Uno degli obiettivi più comuni tra gli esseri umani è quello di ottenere la stima e la valutazione positiva da parte degli altri, nonché sentirsi fieri di sé e giudicarsi in maniera favorevole. Quando questi obiettivi vengono disattesi o minacciati, possono innescarsi alcuni sentimenti negativi, come la vergogna.
La vergogna è infatti un’emozione spiacevole che accompagna il timore o il dispiacere di compromettere la nostra immagine e/o autoimmagine.
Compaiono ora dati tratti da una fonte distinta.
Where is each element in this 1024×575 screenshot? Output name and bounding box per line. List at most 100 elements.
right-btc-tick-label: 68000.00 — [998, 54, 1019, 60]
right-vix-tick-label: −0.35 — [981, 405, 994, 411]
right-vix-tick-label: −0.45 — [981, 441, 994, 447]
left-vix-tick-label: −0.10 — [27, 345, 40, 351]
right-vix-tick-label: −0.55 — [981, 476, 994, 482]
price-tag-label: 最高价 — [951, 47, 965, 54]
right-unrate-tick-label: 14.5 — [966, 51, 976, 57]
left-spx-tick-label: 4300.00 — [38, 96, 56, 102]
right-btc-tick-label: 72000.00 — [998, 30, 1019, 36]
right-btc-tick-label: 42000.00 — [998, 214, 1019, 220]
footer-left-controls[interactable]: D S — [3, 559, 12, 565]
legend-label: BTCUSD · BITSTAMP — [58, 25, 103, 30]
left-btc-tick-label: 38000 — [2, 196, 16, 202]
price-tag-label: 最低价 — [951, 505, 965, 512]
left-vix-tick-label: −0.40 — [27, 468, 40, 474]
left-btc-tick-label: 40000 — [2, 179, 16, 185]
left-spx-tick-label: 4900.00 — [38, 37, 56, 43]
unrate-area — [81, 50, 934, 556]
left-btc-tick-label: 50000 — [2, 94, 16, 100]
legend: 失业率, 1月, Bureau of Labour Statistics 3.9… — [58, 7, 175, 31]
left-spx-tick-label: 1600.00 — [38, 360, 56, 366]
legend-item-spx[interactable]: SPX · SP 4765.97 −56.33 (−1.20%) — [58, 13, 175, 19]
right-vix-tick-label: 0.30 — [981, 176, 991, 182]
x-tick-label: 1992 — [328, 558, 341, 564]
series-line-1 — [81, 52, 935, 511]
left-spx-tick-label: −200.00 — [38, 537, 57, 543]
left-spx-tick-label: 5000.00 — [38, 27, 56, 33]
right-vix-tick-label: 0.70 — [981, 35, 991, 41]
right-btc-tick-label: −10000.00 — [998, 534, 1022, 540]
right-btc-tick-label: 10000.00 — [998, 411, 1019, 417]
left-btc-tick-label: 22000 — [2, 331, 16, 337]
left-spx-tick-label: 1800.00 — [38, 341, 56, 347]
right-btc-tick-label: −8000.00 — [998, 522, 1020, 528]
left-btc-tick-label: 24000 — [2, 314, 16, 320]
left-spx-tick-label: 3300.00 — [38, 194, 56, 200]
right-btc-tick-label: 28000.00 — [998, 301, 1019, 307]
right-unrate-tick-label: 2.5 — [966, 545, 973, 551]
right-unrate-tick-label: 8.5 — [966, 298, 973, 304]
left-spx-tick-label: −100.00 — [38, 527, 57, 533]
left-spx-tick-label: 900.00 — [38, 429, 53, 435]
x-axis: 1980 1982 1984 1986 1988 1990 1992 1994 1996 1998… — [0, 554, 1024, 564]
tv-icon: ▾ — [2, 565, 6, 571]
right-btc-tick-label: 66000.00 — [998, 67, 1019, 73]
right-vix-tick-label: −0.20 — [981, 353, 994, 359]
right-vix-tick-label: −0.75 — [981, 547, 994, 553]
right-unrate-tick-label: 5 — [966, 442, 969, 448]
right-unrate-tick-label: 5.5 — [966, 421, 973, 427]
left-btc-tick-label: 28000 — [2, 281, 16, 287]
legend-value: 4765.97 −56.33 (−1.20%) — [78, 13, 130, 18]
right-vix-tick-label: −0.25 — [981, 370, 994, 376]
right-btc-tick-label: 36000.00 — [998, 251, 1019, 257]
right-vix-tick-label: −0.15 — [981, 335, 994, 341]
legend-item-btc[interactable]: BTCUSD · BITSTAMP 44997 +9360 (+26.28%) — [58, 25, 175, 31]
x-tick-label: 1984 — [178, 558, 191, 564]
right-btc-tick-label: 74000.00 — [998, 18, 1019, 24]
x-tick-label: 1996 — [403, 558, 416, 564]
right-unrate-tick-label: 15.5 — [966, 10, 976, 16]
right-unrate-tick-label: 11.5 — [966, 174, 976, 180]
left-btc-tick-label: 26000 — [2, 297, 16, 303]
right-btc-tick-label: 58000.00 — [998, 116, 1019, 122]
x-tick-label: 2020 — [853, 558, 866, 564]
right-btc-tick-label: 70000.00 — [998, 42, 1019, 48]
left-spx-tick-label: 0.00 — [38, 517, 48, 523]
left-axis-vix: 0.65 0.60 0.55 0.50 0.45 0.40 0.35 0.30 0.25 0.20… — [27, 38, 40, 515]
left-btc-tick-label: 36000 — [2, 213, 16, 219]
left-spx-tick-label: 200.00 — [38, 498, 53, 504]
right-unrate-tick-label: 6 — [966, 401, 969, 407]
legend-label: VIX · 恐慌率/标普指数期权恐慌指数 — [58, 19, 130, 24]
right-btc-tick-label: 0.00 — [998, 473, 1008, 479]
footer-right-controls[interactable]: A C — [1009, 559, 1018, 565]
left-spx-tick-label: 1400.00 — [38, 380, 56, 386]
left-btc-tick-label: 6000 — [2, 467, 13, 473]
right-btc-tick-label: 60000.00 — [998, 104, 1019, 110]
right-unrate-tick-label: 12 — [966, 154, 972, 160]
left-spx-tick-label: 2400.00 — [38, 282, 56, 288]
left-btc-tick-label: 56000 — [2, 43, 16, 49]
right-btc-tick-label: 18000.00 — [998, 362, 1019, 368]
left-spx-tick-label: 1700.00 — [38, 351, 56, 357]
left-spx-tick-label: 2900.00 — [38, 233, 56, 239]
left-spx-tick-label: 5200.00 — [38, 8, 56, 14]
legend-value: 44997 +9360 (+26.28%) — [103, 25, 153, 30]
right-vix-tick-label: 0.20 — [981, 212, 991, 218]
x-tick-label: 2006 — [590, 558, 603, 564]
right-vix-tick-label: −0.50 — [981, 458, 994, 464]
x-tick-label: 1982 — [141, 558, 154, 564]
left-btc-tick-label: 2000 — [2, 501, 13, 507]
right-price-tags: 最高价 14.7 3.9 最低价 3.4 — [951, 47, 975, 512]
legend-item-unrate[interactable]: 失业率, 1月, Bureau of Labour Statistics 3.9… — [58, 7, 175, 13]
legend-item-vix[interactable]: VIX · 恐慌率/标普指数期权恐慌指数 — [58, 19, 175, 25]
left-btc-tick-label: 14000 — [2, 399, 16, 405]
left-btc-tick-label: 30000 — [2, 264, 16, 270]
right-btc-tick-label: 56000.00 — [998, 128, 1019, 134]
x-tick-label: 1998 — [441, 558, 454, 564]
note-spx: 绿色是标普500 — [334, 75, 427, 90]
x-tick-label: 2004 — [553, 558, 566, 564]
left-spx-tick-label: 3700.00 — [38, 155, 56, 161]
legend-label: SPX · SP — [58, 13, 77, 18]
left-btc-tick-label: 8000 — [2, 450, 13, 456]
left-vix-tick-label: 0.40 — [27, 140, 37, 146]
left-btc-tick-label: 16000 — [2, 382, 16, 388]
Il dispiacere si associa ad una frustrazione già avvenuta, e serve solo a renderci consapevoli di ciò che è successo ed eventualmente cercare soluzioni alternative per le volte successive. Il timore invece costituisce un segnale d’allarme per “salvare la faccia”, che informando del rischio di fallimento, può condurci ad un’interruzione dell’azione che stavamo compiendo. E’ qui che si può formare il tratto della timidezza. Timido è colui che teme e tende ad evitare l’interazione con gli altri per evitare situazioni di valutazione e quindi di vergogna.
L’evidenza di questa associazione si trova nella tipica manifestazione del rossore, caratteristico sia della timidezza che della vergogna. Il rossore svolge una funzione di tipo comunicativo (anche se contro le nostre intenzioni!). Esprimiamo all’esterno che siamo sensibili alla valutazione altrui, che condividiamo i loro criteri di valutazione, che riteniamo possibile un giudizio negativo e che siamo dispiaciuti per le nostre mancanze ed inadeguatezze. Inoltre la vergogna si esprime abbassando la testa e lo sguardo, come se si sentisse il bisogno di nascondersi, di sottrarsi al giudizio altrui.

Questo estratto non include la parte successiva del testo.